The Votec can be flown from any RC model field. The in­cluded wheels are a good size and should per­form well off man­i­cured grass as well. Ground han­dling was solid, and the plane taxis with ease. The tail­wheel is ef­fec­tive and gives you al­most tri­cy­cle gear–like con­trol.

For take­offs, I aimed the Votec into the wind and slowly brought up the throt­tle. The plane was air­borne and climb­ing within about 30 feet, and it took min­i­mal trim to fly straight and true. Land­ing was also a non­event. The plane slowed down nicely and didn’t have any no­tice­able ten­dency to bounce on touch­down.


Sta­bil­ity: The sta­bil­ity of the Votec 322 was im­pres­sive. Most small foam mod­els have a heavy wing load­ing and don’t fly well slowly, but the Votec was solid at slow speeds; even in high-al­pha ma­neu­ver­ing, it was con­trol­lable with no bad habits. Track­ing: The Votec is a short-cou­pled air­craft. This, plus the fact that mine seems a lit­tle tail-heavy, made for a model that was “hunt­ing” for a straight line. To re­solve this is­sue, I plan to try some flights with larger bat­ter­ies to add more nose weight. The plane was just a bit pitch sen­si­tive, and I found my­self work­ing to keep it on a straight and level path. Aerobatics: The full-size Votec is an aer­o­batic air­plane, and this model shares that char­ac­ter­is­tic. Knife-edge flight was great, and with the large sur­faces set up for a lot of throw, any­thing is pos­si­ble. I can’t wait to spend some time fig­ur­ing out this model to see what it can re­ally do. Highal­pha ma­neu­vers were con­trol­lable, and I was im­pressed with the 3D ca­pa­bil­i­ties of this model. Flat spins were some­thing that re­ally stood out for me; it was so flat that the plane al­most looked like it wasn’t com­ing down. Glide and stall per­for­mance: The Votec car­ries its en­ergy well when glid­ing, and the stall is gen­tle. In the event of lost power, you should be able to eas­ily get it back to the field.

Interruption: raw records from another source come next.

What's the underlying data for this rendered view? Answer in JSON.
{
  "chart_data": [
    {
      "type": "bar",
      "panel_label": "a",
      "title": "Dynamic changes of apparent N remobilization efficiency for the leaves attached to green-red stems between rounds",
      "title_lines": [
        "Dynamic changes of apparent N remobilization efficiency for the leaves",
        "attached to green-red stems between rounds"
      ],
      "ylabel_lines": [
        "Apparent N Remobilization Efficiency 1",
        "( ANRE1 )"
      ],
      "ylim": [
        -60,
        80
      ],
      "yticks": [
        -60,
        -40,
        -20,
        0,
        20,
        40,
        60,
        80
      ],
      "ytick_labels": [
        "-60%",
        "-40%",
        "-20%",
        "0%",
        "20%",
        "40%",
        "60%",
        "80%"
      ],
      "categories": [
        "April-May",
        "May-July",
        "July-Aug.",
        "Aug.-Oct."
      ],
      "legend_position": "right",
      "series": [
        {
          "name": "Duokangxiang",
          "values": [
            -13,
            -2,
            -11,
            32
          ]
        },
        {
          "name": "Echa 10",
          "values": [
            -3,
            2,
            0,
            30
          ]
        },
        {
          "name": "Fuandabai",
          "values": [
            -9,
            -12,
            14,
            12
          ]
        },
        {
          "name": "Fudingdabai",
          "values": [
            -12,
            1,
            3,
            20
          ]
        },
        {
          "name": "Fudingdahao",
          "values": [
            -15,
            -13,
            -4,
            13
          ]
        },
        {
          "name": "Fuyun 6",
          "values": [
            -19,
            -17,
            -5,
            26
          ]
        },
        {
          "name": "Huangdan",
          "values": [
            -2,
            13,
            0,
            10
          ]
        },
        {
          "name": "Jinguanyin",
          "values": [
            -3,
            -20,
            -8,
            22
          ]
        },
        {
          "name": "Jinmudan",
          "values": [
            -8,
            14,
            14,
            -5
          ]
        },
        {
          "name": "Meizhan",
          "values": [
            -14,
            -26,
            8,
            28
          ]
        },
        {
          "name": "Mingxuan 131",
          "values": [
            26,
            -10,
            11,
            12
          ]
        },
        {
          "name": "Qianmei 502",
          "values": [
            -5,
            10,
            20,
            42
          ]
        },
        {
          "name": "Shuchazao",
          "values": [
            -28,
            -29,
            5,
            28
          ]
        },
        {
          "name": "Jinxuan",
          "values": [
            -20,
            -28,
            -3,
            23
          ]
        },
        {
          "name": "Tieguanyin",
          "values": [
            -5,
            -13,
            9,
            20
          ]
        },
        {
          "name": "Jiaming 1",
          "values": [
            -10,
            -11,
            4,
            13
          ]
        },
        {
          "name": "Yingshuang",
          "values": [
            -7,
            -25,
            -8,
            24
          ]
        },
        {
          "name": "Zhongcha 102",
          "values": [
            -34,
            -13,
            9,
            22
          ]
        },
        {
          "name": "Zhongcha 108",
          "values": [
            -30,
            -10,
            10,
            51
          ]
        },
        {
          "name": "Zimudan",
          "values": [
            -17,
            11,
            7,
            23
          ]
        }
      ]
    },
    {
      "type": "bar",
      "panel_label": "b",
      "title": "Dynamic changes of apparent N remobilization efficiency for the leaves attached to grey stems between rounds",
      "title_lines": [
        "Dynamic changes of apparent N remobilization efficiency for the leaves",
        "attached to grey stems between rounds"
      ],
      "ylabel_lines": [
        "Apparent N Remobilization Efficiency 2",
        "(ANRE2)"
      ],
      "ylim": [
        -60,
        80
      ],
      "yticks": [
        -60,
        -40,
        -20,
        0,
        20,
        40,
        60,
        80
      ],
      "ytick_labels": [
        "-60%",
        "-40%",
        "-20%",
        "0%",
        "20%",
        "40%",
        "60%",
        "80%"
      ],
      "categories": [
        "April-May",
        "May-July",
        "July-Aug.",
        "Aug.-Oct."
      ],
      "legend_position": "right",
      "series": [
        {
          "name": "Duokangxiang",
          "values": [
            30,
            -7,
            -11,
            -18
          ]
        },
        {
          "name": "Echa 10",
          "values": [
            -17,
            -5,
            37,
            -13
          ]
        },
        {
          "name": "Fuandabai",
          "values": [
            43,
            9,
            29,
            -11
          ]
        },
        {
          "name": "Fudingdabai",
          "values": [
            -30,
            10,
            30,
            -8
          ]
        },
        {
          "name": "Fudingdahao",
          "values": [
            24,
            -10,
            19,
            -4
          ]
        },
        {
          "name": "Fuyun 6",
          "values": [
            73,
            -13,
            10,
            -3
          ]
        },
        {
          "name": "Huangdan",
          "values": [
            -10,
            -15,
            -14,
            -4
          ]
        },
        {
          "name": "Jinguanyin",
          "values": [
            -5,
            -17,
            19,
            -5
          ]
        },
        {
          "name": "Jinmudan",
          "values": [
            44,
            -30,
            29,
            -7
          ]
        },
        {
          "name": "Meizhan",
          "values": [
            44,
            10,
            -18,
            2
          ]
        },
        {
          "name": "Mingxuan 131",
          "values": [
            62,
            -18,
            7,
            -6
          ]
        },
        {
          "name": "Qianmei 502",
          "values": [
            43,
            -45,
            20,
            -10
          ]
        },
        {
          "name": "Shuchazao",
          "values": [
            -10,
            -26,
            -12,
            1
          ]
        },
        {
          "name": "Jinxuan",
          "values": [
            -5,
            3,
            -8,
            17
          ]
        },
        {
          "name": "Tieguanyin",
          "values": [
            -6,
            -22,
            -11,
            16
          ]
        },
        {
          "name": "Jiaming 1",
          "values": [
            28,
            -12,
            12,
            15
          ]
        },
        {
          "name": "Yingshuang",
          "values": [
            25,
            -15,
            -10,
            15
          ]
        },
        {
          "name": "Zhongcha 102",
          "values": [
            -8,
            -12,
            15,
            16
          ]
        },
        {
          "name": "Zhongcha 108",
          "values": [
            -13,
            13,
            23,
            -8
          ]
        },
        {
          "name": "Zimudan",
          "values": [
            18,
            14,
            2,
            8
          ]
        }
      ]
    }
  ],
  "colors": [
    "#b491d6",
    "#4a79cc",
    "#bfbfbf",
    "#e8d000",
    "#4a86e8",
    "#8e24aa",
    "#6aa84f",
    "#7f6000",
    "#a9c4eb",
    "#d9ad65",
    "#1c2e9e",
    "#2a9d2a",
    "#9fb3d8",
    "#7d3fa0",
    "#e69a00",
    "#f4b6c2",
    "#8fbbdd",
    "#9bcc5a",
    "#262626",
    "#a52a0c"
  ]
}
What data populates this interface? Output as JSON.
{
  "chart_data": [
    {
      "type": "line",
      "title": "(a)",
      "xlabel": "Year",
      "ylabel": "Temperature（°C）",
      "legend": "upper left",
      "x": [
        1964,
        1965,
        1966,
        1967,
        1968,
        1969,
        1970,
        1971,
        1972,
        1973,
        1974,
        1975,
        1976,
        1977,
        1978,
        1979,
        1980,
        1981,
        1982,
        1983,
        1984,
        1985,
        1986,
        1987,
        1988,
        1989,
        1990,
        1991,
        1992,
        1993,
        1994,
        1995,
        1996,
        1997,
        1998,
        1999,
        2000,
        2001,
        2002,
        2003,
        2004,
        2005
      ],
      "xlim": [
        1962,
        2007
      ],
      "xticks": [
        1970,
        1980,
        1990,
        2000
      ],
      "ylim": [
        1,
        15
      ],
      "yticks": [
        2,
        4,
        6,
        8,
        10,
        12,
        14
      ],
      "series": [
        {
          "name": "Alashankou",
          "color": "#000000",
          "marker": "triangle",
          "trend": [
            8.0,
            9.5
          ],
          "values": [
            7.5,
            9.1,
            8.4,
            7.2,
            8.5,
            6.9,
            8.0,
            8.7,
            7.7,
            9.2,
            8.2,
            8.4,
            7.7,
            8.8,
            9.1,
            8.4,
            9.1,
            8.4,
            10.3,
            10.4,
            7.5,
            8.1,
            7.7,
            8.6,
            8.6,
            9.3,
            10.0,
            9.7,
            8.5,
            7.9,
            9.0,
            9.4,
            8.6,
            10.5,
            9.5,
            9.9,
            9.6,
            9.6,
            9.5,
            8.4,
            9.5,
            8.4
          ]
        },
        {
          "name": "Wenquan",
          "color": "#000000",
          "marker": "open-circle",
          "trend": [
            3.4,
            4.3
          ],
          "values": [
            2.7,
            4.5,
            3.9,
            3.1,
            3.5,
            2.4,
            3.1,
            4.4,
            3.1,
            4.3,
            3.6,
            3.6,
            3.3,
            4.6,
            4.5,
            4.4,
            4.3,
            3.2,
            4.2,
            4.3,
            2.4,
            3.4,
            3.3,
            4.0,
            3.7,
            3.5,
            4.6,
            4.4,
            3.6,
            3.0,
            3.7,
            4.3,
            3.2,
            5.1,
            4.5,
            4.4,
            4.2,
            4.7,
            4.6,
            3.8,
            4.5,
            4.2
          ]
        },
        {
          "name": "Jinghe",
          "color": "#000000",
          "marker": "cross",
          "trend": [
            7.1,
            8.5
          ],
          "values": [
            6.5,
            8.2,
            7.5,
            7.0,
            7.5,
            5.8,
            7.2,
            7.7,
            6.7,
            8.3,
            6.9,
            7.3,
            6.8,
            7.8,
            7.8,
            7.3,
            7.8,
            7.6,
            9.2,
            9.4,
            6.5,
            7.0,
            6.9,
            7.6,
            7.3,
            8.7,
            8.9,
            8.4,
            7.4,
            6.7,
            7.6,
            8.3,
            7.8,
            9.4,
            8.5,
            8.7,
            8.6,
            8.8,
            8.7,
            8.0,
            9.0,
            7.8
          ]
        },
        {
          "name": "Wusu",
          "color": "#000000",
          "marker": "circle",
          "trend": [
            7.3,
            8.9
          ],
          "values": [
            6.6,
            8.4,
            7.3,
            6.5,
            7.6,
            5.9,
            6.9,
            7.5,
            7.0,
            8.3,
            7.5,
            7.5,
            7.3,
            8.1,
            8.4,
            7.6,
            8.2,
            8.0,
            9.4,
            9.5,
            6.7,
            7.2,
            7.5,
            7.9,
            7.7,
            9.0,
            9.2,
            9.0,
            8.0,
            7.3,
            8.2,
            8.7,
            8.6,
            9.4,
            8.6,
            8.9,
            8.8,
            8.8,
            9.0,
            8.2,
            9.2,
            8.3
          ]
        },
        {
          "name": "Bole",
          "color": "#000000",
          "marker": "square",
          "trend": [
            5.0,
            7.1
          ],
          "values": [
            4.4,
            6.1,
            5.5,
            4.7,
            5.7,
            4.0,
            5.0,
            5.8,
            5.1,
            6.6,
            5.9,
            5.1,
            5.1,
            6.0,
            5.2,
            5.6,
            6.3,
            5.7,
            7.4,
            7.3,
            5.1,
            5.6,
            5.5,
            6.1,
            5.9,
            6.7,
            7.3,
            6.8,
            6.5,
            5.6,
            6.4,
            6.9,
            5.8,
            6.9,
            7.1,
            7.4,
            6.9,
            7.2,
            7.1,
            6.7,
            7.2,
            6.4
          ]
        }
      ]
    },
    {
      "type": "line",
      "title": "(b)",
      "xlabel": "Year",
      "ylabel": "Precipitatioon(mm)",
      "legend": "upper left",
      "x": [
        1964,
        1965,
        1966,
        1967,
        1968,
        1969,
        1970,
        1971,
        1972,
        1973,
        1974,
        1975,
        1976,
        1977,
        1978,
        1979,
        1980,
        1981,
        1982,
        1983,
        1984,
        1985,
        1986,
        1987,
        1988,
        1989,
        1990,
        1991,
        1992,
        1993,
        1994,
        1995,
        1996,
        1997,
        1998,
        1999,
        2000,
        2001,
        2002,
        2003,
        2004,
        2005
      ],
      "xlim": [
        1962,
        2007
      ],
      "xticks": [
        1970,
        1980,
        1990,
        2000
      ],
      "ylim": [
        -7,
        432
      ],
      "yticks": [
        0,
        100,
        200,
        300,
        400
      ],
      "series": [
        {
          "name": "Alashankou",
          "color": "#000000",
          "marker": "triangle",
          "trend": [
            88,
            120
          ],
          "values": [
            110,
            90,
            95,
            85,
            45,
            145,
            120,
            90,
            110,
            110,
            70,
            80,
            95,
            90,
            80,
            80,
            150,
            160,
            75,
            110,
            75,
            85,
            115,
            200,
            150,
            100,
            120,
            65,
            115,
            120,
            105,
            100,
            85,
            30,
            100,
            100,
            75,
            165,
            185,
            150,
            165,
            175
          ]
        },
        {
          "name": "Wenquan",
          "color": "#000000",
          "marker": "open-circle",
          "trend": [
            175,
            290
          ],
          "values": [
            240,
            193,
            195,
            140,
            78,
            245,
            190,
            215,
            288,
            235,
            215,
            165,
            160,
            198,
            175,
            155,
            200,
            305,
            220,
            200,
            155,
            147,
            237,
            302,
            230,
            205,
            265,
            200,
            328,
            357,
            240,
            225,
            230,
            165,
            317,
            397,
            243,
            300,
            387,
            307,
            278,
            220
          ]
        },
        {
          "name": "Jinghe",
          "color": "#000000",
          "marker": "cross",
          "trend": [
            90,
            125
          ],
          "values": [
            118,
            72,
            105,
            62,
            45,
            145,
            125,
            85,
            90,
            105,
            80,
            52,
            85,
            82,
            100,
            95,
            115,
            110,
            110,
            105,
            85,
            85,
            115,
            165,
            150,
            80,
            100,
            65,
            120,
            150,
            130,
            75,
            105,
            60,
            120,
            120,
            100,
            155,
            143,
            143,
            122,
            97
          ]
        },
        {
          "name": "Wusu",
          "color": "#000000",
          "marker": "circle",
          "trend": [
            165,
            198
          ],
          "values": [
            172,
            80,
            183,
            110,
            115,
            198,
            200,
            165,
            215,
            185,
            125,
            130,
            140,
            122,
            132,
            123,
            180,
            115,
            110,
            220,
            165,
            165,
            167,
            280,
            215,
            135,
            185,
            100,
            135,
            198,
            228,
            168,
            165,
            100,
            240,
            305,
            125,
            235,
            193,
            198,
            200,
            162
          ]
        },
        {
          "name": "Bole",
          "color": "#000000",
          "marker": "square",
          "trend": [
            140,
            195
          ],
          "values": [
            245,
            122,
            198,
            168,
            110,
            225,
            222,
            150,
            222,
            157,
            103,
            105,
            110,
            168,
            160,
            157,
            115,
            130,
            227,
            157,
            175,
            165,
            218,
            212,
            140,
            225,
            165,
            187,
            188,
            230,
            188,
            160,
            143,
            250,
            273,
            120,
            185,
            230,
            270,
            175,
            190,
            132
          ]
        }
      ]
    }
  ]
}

Aerobatics is what this plane is all about. If you are look­ing for a good, in­ex­pen­sive plane with which to hone your 3D skills, the Votec is a great choice.

The in­stalled metal-gear ser­vos have long con­trol arms for plenty of throw for 3D aerobatics.

The rud­der at­tach­ment method is ro­bust and well thought out.

Left: The preap­plied graph­ics are a nice touch. Right: The hatch area has plenty of room for your re­ceiver and flight bat­tery.